これは脚本の問題だとも思うのだが、ちょこちょこ、ちょっとベタというか、クサめな熱い台詞が出てくるときがあり、ベテラン勢が厚みのあるデフォルメされた演技の中で言うぶんにはあまり違和感を感じないのだが、ウエンツ瑛士中村アンなどだと、急にとってつけた感が出て、熱いシーンなのに観てる側としては一歩引いてしまうことがある。

あとは、どうでもいいことだとは思いつつも気になっているのは、官僚であの小栗の髪型はありなのか? ということ(笑)。
公式サイトの人物紹介写真はそうでもないが、パーマのかかった前髪がたらんと垂れているエリート官僚っているのだろうか…。
それ言ったら松ケンも髭面だけど、大企業の御曹司の役だから髭あっても出世できてる設定なのかな…なんて思いながら観ている。
最近は官庁と言ってもそこまでお堅くないのかな…。

やはり香川照之の存在感

あとはとにかく香川照之の顔芸が見事!
と言うと語弊があるかもしれないが、やはり日曜劇場で香川と言えば、いわゆる顔芸を期待してしまう部分もあるわけで、そういう意味では今回もその期待に見事に応えている。
カタカタと忙しなくPCを操作する音と、地殻変動の兆候を知らせるモニター画面の波形、そしてわなわなと震える香川のドアップだけで、沈没の危機が迫っていることを表現するシーンは秀逸だった。

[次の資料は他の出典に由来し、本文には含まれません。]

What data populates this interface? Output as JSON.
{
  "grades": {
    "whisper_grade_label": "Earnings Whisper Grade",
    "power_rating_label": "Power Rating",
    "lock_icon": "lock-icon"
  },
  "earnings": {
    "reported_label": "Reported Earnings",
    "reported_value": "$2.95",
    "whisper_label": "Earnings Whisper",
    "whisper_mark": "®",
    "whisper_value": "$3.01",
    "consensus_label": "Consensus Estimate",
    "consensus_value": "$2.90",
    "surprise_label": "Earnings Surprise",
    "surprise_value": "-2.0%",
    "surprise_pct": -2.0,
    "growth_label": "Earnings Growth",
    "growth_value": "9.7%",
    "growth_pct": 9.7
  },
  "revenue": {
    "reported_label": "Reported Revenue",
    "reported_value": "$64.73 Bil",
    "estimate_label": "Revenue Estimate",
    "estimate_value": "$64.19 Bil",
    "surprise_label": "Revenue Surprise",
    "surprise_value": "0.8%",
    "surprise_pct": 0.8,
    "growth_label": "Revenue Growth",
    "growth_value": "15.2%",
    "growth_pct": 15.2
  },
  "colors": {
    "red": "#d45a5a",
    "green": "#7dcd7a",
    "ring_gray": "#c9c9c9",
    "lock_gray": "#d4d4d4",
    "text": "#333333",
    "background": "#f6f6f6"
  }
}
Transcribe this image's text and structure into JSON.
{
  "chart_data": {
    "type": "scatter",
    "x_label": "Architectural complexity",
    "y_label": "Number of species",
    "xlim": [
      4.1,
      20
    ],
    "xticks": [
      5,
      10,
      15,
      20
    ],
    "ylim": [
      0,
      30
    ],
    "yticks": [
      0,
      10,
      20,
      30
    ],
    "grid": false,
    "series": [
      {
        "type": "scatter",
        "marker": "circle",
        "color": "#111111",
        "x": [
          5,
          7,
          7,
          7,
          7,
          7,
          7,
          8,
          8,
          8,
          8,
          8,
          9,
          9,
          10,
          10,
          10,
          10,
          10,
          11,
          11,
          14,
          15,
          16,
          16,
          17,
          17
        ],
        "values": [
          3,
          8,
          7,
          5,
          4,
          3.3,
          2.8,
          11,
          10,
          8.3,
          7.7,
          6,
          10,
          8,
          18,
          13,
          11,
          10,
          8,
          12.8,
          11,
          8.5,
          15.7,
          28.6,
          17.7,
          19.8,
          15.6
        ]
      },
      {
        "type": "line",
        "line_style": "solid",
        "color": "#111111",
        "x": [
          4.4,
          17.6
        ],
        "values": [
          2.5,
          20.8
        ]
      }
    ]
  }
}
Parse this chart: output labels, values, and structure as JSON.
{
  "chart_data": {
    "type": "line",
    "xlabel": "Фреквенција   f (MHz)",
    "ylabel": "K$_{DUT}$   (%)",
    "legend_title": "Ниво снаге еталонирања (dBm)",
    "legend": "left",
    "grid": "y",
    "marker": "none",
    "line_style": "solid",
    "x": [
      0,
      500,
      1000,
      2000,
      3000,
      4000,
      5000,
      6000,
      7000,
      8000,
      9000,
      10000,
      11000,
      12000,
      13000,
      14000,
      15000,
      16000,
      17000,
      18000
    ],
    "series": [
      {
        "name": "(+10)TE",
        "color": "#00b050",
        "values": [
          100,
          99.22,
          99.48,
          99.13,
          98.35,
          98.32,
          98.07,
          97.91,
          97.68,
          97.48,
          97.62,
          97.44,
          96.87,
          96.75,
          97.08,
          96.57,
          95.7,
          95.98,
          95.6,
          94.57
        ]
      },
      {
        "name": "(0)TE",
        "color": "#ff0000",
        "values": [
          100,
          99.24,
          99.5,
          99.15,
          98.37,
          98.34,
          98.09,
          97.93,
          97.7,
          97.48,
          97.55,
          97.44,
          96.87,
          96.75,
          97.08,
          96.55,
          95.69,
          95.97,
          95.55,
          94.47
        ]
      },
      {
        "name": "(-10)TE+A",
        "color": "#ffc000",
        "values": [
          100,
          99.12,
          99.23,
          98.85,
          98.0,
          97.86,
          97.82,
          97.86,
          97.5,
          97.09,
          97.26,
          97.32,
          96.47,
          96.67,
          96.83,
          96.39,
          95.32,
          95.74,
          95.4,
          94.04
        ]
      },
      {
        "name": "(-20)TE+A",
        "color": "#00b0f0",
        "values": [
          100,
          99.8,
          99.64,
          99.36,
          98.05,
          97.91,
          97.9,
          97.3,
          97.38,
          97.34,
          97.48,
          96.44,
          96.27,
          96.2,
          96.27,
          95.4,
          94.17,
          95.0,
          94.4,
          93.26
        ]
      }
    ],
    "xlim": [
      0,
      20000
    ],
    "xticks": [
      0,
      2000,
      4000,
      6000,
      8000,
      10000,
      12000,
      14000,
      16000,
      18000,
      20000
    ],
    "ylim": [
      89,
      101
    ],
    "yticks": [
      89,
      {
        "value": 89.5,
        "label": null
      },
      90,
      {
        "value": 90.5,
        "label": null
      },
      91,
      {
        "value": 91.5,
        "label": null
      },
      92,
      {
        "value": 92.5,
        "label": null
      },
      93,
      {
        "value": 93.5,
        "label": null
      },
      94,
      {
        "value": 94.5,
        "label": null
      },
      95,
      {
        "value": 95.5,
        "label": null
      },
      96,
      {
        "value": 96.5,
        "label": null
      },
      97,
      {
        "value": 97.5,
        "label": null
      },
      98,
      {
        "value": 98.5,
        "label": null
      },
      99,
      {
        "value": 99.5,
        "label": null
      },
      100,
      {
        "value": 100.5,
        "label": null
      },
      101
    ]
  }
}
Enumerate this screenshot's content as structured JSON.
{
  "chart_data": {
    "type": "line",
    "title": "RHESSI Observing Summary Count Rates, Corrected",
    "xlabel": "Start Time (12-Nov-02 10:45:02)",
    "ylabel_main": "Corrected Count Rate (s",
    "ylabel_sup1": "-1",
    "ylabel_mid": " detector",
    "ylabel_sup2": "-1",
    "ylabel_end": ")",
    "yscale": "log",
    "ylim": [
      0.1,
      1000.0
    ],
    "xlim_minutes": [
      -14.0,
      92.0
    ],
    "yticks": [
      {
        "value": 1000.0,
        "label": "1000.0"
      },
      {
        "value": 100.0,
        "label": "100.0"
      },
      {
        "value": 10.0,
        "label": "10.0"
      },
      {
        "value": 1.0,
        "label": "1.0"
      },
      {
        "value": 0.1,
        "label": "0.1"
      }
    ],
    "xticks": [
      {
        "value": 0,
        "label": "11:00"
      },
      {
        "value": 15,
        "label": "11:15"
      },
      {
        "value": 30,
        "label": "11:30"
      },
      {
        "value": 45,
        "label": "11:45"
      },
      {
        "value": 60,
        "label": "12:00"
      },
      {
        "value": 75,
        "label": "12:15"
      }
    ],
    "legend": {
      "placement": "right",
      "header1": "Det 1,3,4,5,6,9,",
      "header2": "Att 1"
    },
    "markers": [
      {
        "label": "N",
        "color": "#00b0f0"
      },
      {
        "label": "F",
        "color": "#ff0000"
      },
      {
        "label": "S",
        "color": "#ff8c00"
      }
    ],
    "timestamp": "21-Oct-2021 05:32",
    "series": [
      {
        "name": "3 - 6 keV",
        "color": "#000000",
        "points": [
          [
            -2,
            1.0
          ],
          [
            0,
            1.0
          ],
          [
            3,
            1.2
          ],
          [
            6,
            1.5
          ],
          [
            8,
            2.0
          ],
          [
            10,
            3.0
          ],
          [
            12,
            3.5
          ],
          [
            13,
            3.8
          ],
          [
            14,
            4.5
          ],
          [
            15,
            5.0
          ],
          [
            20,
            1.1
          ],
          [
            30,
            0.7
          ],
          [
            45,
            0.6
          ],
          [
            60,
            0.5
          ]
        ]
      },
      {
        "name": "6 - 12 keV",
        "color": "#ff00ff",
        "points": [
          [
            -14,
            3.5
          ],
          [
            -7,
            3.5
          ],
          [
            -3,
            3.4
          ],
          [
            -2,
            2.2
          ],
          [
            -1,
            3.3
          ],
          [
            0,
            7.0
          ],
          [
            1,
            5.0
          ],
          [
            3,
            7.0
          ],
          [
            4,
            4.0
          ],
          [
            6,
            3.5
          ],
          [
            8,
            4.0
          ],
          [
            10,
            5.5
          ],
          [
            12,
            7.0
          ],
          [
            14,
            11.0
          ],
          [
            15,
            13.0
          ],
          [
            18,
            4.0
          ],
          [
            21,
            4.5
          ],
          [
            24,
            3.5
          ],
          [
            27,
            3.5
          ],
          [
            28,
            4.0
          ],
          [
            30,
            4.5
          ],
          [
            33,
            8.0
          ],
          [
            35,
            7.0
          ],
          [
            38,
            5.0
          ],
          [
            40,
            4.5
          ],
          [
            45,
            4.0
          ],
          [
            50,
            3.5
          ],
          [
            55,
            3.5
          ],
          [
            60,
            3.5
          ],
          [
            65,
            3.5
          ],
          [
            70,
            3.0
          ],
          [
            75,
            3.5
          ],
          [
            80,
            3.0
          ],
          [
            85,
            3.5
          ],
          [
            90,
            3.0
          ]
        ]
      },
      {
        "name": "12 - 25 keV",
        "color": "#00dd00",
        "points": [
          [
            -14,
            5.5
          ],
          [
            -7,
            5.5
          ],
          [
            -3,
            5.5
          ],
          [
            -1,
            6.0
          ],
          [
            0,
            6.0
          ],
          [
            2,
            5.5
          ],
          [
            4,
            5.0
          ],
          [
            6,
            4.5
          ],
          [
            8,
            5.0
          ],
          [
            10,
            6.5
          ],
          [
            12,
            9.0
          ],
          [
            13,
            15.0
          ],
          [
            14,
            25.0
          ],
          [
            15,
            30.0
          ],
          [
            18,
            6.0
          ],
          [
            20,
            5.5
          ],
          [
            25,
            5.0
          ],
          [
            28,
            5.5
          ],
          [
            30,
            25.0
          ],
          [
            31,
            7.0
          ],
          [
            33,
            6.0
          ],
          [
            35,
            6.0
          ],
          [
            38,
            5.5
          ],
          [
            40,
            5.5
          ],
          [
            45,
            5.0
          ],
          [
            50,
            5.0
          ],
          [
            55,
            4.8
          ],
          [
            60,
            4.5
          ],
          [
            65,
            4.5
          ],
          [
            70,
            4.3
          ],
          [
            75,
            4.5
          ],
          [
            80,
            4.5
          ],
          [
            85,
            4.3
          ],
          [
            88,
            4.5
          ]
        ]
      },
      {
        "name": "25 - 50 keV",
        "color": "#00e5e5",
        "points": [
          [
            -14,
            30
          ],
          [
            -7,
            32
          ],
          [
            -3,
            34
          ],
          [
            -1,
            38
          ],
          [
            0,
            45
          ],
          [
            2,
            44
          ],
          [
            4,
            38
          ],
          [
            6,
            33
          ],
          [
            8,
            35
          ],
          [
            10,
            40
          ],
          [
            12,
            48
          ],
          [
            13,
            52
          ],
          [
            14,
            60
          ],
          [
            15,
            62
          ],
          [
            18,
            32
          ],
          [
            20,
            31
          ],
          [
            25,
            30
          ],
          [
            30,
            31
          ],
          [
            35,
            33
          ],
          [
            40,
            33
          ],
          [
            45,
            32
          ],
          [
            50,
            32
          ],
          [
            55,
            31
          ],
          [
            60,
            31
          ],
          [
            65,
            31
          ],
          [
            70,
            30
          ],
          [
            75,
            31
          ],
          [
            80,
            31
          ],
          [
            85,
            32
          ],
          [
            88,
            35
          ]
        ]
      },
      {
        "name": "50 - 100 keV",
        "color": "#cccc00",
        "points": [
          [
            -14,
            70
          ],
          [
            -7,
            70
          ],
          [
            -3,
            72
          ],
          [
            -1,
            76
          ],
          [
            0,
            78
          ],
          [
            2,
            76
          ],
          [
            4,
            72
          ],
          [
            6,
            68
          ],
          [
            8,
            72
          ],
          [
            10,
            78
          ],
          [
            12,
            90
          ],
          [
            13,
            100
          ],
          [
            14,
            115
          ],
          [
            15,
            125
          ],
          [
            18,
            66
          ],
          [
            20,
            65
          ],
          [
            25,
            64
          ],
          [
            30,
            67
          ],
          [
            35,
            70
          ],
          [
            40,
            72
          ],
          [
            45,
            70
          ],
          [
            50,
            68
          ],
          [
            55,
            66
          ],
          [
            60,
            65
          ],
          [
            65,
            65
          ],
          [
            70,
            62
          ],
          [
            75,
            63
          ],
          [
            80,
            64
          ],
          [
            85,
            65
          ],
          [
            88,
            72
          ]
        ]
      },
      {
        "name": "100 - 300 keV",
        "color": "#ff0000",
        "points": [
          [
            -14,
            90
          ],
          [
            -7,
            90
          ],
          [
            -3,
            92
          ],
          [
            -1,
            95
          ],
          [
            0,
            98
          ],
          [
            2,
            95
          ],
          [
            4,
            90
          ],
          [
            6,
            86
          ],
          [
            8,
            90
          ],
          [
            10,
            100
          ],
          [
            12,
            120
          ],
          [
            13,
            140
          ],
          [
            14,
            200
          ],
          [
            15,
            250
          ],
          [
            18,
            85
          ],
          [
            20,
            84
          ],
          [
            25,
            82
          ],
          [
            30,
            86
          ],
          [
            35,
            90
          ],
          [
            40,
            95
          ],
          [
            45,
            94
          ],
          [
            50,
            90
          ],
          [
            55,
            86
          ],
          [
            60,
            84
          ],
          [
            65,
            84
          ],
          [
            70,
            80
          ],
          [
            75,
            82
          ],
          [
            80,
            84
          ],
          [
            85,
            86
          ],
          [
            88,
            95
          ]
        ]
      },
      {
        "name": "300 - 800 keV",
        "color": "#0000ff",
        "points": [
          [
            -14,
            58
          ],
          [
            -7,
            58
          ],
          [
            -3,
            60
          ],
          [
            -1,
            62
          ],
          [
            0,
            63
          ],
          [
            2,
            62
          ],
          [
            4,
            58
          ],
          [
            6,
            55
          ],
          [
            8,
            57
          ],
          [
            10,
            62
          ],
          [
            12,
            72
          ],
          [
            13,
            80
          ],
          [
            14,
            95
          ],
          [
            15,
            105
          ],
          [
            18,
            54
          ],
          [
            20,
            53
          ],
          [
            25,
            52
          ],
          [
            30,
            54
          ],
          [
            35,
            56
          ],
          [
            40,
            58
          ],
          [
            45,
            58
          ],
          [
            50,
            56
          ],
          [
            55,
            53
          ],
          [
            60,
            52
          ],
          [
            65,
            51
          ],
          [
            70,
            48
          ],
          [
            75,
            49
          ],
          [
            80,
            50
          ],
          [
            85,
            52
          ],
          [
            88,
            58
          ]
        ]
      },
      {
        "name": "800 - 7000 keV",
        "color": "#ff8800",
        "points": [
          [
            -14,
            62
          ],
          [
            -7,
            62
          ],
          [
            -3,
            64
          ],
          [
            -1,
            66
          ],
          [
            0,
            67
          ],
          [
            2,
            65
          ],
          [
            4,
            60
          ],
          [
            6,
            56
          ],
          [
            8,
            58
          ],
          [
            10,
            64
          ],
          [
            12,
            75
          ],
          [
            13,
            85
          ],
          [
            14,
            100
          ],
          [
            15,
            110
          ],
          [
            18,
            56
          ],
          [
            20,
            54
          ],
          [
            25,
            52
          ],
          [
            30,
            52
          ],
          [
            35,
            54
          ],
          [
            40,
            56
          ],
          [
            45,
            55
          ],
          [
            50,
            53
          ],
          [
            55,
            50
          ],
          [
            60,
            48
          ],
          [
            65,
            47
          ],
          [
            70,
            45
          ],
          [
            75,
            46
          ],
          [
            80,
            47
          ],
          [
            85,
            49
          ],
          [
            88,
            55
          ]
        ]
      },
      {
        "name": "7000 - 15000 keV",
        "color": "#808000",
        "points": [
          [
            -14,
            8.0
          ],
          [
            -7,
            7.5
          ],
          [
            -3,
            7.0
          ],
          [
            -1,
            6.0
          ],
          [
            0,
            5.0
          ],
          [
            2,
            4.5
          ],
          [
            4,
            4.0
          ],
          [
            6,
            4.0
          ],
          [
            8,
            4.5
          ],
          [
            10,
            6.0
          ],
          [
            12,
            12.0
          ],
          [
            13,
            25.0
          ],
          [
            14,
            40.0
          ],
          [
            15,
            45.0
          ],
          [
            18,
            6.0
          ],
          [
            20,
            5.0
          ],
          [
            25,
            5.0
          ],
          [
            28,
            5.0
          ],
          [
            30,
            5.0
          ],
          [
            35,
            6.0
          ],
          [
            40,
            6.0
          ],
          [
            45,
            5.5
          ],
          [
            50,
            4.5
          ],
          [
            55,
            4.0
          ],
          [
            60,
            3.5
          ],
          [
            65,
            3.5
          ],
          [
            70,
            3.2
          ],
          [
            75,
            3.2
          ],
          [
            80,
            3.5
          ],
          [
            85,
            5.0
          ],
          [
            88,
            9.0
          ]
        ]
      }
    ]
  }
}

『半沢直樹』『99.9-刑事専門弁護士-』『小さな巨人』
をはじめ、この日曜劇場枠のドラマに出過ぎなくらい出ている香川だが、視聴者にその役の強い印象を残しながらも、どの役もそれぞれきちんと違って見えて決して同じようにならない演じ分けは、役者としていつも本当に凄いと思う。

後半以降のみどころ

日本列島の沈没という絶望的状況の中で、SFとは言えこの先どのような説得力をもってラストに向かっていくのか、そして希望のひと、というサブタイトルにも表れているこのドラマのテーマどおりに、本当に希望の光が見いだせる終わり方になるのか、というのが一番のポイントだと思う。
政治の裏で暗躍している本当の黒幕が誰なのかも気になるところ。
このあたりに注目しながら、引き続き観ていきたい。